> We've been using wicket for a couple of months now, our first
> application is about to be deployed, so I looked back at the templates
> and started wondering how much this separation of concerns applies to
> us.
> We have a base page with some panels supplied by subclasses, then
> those panels are made up of subpanels, fragments, datatables, all with
> their respective HTML templates. We have a wrapper panel for each form
> input component to add a label and a nicer read-only view. All this
> even before we introduced a navigation border!
>
> We did start from a single HTML page from a designer, and all we had
> to do was slice that up, so there is some truth to the separation of
> concerns, but it is was a one-way road, there's no way the designer
> will understand all these HTML sniplets: We can only ask him to
> beautify a full, rendered page, and slice that up again to update the
> small template files.
>
> I'm not complaining or anything, haven't used any other web framework,
> and still can't see any I'd switch to, (well, theoretically, if
> designers could do OpenLaszlo all by themselves and we only had to
> supply the business logic via a web service...) just wanted to share
> my thoughts on the separation of concerns slogan.

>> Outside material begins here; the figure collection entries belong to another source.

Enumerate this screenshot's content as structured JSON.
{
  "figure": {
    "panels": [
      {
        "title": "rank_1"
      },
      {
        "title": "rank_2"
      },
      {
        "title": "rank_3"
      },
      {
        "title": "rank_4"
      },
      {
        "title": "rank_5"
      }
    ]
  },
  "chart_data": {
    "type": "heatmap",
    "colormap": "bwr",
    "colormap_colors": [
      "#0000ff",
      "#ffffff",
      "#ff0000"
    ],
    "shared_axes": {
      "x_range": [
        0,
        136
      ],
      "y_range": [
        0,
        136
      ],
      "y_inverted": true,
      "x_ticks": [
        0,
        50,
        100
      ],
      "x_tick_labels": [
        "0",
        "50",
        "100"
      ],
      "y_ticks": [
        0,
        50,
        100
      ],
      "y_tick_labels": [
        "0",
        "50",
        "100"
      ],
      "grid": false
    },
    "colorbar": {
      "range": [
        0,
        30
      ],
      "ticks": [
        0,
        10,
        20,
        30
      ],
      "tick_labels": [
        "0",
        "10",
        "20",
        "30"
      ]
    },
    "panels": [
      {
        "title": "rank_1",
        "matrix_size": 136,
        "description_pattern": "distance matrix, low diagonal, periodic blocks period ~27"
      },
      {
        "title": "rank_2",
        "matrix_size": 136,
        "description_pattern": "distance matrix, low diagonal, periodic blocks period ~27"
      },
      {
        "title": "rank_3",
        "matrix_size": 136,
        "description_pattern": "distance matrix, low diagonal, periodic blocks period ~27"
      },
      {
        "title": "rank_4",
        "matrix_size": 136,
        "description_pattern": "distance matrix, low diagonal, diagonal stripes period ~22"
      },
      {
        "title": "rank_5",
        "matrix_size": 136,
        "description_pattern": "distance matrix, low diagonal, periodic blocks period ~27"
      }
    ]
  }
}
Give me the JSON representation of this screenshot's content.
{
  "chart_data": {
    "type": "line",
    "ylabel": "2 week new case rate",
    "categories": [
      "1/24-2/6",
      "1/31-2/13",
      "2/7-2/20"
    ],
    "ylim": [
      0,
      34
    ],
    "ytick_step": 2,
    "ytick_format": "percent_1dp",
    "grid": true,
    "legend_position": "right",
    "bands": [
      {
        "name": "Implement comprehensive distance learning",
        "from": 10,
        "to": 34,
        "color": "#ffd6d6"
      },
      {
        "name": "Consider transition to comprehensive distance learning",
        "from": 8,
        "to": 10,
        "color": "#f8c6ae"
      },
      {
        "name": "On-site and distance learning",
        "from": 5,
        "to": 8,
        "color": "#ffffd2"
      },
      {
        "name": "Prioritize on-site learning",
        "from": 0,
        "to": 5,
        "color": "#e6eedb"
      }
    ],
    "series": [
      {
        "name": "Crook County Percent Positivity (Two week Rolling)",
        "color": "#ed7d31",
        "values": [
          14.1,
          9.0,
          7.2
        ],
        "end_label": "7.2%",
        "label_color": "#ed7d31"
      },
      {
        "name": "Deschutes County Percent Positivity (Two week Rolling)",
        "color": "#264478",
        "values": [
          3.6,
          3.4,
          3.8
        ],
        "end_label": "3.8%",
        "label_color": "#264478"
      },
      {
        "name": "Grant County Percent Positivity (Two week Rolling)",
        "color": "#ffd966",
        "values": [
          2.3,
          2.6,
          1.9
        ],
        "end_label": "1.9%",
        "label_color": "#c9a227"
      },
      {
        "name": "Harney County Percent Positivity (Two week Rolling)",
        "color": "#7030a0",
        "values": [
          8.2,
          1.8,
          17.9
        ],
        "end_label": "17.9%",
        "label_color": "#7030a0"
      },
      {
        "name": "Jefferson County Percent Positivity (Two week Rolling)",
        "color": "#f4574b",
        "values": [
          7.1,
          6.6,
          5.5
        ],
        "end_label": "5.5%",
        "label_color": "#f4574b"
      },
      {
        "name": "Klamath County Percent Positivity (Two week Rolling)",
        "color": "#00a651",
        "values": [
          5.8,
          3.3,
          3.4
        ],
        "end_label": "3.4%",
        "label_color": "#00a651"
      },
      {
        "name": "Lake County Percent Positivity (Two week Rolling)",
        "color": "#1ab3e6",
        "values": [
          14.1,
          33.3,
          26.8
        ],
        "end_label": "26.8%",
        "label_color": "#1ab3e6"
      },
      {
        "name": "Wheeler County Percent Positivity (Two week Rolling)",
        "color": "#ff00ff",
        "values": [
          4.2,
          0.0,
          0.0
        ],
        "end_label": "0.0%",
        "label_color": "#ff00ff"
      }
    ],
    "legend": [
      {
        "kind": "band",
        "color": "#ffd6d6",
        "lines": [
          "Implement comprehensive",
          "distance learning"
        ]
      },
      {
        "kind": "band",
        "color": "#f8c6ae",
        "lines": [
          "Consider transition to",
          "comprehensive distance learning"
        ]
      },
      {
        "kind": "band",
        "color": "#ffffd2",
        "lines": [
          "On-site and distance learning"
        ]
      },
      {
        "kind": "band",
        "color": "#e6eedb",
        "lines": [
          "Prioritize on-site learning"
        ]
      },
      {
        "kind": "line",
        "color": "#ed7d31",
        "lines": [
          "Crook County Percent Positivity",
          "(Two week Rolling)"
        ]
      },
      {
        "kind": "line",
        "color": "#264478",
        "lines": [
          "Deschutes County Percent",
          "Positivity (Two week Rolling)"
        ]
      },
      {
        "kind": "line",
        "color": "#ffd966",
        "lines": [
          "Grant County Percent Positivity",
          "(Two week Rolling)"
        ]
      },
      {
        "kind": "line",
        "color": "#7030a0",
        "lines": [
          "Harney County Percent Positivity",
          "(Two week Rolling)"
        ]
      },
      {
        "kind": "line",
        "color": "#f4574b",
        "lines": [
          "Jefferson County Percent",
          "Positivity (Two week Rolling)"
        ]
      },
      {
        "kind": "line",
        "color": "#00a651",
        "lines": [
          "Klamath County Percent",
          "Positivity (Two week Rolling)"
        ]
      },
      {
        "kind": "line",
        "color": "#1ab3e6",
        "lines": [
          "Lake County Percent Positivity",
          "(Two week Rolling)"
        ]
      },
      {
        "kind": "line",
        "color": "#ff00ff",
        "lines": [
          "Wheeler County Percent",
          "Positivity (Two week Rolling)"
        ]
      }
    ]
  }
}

I agree: especially if you break your application up in many panels,
it can be hard to keep an overview. So sometimes, there is something
to say for following a more page based approach in favor of
reusability. However, part of the argument still holds as even broken
up in panels, you still don't have to deal with loops, conditionals,
etc in your markup. It should still pretty much be a 1-1 translation,
where the only extra thing you do is break it up in smaller pieces.